Conservatives tend to come across to outsiders as actively opposing anything and everything and have even earned the title "the party of no" by the left. Of course, the left's accusations target the core principles of conservatives and not their actual methods. Nonetheless, why do people and more specifically social conservatives protest everything?
A clear example is The American Family Association. I generally support their mission, but they are consistently finding some reason to boycott a business. They will blacklist anything from a furniture store to fast food. The same holds true with similar groups and even governments. When I opened my email this morning, right there in bold letters read “Egypt recalls ambassador to protest Pope comments”. I am not questioning or invalidating their reasoning, only their chosen tactics and strategies.
Lately, many bloggers have been having heated discussions about the welcoming of GOPROUD to CPAC 2011. Some groups have chosen to boycott in order to express their displeasure with the direction CPAC seems to be heading. I understand their position, their perceived obligations, and the philosophy behind their boycotts, but I ask: is a boycott the best form of protest for this event?
Another recently announced challenge comes from the group American Principles Project which is targeting Indiana Gov. Match Daniels' CPAC invitation. Back in June 2010, Gov. Daniels spoke with The Weekly Standard “and said that the next president 'would have to call a truce on the so-called social issues. We’re going to just have to agree to get along for a little while,' until economic issues are resolved.” If his original statement seemed too vague to have any real meaning, Gov. Daniels later appended his statement which muddied the waters even more regarding what exactly he meant. I think his use of ambiguous language opened the door for interpreters to run with it. They ran right to the protest bag of tricks.
Think about what the purpose of a protest (any form) is. It is a tactic used to make beliefs, opinions, and desires known with the purpose of influencing another person. In the political arena, it is used to influence public policy, public opinion, and in the case of CPAC and similar outfits, organizational direction.
Protest's comes in many forms. I guess what troubles or annoys me the most is the 0-10 approach used by the larger watchdog groups. At least publicly, very little in between exchange is taking place. It seems the doctrine of the day is "if you don't agree, then we're going full throttle on the offense". There are many middle ground methods for showing dissatisfaction without compromising moral integrity. Additionally, not every point of contention warrants the same level of counteraction. By analogy, it is like striking a man with your fist for only giving you a thug's stare. The offense does not justify the response. I think the same holds true with protests.
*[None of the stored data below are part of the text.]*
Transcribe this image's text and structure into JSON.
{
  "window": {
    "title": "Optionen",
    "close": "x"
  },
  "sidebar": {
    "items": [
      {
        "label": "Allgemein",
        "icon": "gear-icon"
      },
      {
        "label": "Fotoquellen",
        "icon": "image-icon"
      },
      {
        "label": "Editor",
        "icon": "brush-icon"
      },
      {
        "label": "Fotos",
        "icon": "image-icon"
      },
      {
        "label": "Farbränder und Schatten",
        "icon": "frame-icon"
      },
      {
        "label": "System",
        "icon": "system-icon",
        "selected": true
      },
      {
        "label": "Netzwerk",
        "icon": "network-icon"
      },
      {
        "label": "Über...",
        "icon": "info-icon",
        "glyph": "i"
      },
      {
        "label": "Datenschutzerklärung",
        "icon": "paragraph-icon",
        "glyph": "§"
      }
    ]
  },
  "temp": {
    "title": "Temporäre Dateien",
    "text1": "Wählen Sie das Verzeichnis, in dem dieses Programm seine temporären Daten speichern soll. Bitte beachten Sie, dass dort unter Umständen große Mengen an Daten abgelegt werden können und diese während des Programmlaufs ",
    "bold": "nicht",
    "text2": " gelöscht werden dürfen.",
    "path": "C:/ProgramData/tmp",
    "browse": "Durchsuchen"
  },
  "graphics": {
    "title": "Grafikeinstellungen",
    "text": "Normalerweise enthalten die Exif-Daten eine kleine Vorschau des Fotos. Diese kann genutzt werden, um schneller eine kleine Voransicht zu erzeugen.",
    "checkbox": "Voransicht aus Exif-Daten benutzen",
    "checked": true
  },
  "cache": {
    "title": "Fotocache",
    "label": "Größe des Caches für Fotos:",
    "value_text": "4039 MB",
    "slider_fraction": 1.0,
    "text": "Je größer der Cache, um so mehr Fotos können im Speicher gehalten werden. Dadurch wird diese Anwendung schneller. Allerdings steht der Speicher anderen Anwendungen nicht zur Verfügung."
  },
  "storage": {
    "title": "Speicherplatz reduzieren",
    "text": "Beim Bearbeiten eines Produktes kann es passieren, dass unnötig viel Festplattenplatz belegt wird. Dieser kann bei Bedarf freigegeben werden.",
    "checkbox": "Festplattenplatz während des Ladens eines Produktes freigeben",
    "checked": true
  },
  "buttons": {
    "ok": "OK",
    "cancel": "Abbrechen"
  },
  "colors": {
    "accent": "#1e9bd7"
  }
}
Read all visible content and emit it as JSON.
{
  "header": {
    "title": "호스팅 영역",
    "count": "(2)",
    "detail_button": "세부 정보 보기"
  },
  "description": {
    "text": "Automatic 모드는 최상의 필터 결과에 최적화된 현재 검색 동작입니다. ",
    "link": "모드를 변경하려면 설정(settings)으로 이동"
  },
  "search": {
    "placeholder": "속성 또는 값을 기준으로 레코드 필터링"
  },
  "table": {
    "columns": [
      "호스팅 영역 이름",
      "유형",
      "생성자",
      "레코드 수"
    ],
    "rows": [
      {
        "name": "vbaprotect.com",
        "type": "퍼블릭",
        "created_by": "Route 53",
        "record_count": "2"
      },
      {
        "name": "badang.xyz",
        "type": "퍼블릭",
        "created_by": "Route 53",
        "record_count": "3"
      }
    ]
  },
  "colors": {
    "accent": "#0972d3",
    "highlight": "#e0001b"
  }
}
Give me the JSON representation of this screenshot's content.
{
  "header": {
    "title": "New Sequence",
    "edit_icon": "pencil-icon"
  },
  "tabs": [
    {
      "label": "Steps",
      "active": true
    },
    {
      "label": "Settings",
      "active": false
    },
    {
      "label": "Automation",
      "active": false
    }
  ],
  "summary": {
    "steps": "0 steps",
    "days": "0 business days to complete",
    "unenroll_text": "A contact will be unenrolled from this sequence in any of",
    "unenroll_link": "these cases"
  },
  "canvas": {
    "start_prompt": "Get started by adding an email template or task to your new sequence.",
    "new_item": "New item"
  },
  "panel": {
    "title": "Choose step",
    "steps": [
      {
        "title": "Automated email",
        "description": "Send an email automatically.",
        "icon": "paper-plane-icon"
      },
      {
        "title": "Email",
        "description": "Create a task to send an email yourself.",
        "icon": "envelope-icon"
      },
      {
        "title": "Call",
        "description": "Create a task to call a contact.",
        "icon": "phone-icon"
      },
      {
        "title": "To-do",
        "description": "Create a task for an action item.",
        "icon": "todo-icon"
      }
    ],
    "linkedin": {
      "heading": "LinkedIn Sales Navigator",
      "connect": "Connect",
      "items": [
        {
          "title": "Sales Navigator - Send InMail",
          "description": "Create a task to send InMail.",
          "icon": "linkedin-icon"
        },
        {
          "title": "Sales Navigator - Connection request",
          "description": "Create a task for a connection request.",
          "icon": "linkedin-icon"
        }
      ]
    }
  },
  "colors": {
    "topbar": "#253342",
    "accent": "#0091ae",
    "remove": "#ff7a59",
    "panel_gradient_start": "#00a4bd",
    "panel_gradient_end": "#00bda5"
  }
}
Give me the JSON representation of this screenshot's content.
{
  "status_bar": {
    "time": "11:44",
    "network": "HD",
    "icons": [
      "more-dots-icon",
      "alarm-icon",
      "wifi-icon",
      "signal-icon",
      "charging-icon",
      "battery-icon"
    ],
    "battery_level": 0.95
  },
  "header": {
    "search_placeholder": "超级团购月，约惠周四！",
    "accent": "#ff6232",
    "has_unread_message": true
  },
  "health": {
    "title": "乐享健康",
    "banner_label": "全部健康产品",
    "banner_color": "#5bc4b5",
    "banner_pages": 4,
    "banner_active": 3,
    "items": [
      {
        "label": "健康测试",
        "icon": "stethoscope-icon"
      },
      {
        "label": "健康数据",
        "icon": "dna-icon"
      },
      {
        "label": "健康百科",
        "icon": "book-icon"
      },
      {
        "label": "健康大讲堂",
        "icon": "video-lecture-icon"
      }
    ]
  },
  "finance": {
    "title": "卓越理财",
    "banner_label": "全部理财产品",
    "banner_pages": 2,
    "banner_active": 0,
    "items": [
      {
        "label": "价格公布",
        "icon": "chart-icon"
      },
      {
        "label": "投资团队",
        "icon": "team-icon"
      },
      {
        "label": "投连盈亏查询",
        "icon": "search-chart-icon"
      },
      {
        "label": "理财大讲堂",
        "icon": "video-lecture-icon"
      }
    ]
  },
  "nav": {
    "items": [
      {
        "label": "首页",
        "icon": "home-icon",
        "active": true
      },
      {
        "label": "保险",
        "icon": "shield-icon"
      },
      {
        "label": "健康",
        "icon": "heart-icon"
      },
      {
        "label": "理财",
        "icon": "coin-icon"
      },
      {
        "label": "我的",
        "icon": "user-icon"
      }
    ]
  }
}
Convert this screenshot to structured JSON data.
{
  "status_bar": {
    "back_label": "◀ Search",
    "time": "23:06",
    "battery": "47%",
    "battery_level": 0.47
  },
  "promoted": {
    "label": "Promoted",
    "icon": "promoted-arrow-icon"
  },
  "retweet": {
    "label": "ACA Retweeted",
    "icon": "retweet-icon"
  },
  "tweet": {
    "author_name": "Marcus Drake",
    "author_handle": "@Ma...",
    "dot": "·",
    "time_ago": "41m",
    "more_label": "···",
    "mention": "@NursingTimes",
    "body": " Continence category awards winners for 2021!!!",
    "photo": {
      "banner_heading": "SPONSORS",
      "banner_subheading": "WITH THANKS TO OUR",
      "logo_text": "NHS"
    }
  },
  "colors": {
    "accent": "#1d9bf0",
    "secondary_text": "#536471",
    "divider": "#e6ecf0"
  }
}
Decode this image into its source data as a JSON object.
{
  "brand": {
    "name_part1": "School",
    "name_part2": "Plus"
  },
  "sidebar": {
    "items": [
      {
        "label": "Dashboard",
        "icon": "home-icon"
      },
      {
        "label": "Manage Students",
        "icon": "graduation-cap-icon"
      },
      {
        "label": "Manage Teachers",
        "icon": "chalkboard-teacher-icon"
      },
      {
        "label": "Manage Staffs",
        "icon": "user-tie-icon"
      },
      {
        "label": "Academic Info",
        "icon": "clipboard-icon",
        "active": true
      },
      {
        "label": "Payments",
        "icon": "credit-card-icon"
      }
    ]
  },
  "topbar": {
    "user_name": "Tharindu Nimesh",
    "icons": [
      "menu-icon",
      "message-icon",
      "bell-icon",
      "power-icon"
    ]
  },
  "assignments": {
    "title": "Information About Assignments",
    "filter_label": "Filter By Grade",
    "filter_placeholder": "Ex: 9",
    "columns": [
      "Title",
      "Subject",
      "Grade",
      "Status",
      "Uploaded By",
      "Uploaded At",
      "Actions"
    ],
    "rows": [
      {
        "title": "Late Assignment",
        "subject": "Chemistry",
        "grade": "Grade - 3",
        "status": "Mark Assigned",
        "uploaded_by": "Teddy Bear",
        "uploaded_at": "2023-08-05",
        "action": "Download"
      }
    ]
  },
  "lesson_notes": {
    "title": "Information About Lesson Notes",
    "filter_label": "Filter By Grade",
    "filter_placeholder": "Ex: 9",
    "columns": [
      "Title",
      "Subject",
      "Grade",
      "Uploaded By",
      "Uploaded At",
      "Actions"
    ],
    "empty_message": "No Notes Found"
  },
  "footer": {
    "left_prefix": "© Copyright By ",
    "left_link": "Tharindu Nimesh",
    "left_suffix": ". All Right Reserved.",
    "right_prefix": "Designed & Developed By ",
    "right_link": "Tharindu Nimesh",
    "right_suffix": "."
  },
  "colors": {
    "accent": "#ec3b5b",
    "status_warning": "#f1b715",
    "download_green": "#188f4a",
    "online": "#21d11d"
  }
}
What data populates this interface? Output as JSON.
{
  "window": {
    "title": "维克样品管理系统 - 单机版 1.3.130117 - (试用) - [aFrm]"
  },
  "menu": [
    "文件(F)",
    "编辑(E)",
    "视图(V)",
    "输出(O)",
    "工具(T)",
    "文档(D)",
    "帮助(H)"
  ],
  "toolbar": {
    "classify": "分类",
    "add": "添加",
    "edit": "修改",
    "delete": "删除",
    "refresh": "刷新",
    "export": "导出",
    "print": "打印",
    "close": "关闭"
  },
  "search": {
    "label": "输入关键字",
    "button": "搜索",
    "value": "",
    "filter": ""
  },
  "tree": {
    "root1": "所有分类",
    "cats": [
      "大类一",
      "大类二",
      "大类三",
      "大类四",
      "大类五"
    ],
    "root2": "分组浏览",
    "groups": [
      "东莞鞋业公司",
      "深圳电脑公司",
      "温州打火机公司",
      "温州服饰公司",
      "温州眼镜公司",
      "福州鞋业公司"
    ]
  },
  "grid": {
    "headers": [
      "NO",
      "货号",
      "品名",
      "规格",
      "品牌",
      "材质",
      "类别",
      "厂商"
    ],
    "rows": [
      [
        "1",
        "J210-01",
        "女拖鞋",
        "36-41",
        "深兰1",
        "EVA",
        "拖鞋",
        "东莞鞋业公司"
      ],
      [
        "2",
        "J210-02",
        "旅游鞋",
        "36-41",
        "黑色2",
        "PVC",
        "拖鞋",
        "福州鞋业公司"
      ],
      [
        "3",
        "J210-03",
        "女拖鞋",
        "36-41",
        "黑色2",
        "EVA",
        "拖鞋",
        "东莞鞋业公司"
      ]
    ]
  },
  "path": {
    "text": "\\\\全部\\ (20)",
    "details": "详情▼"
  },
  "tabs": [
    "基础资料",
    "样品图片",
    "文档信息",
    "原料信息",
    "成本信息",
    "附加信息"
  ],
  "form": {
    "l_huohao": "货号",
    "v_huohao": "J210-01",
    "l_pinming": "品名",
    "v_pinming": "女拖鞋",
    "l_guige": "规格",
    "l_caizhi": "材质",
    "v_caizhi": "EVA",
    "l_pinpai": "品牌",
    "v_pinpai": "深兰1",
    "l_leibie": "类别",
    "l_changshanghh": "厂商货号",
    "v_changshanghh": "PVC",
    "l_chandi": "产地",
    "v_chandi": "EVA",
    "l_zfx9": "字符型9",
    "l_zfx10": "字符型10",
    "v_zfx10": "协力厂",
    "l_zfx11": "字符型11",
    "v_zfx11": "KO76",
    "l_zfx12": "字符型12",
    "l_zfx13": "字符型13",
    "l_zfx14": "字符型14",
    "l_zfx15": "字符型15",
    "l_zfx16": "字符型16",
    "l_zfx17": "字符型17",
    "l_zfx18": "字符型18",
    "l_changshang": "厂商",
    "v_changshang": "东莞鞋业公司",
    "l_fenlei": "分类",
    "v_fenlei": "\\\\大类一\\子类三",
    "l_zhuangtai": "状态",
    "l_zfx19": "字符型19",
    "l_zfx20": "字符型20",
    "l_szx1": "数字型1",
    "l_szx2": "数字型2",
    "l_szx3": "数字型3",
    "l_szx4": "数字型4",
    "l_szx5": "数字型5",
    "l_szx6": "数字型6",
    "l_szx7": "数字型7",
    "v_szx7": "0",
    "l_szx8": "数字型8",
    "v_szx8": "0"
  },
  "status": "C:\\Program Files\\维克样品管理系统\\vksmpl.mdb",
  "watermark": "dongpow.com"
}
Let's consider two examples. Is a group of fiscally conservative gays attending a semi-closed door conference as egregious as a public gay pride event? Are the ambiguous words of a governor of equal value and importance as the activities of planned parenthood? The answer is no to both.
I fear that with each protest, if not judicially minded, social conservatives will lose credibility in the court of public opinion. I would like to see them move toward a more principled protest approach. One that is more discerning and selective in the choice of tactics and strategies. Unnecessary tension attached to subordinate issues can get dicey quickly, resulting in declining support in the long run. What we need is a principled policy of protest that recognizes the hierarchical order of concerns. First, it must acknowledge that all social issues are not on equal footing. Second, neither are the protest responses.
*A definition for primary and secondary issues was deliberately omitted.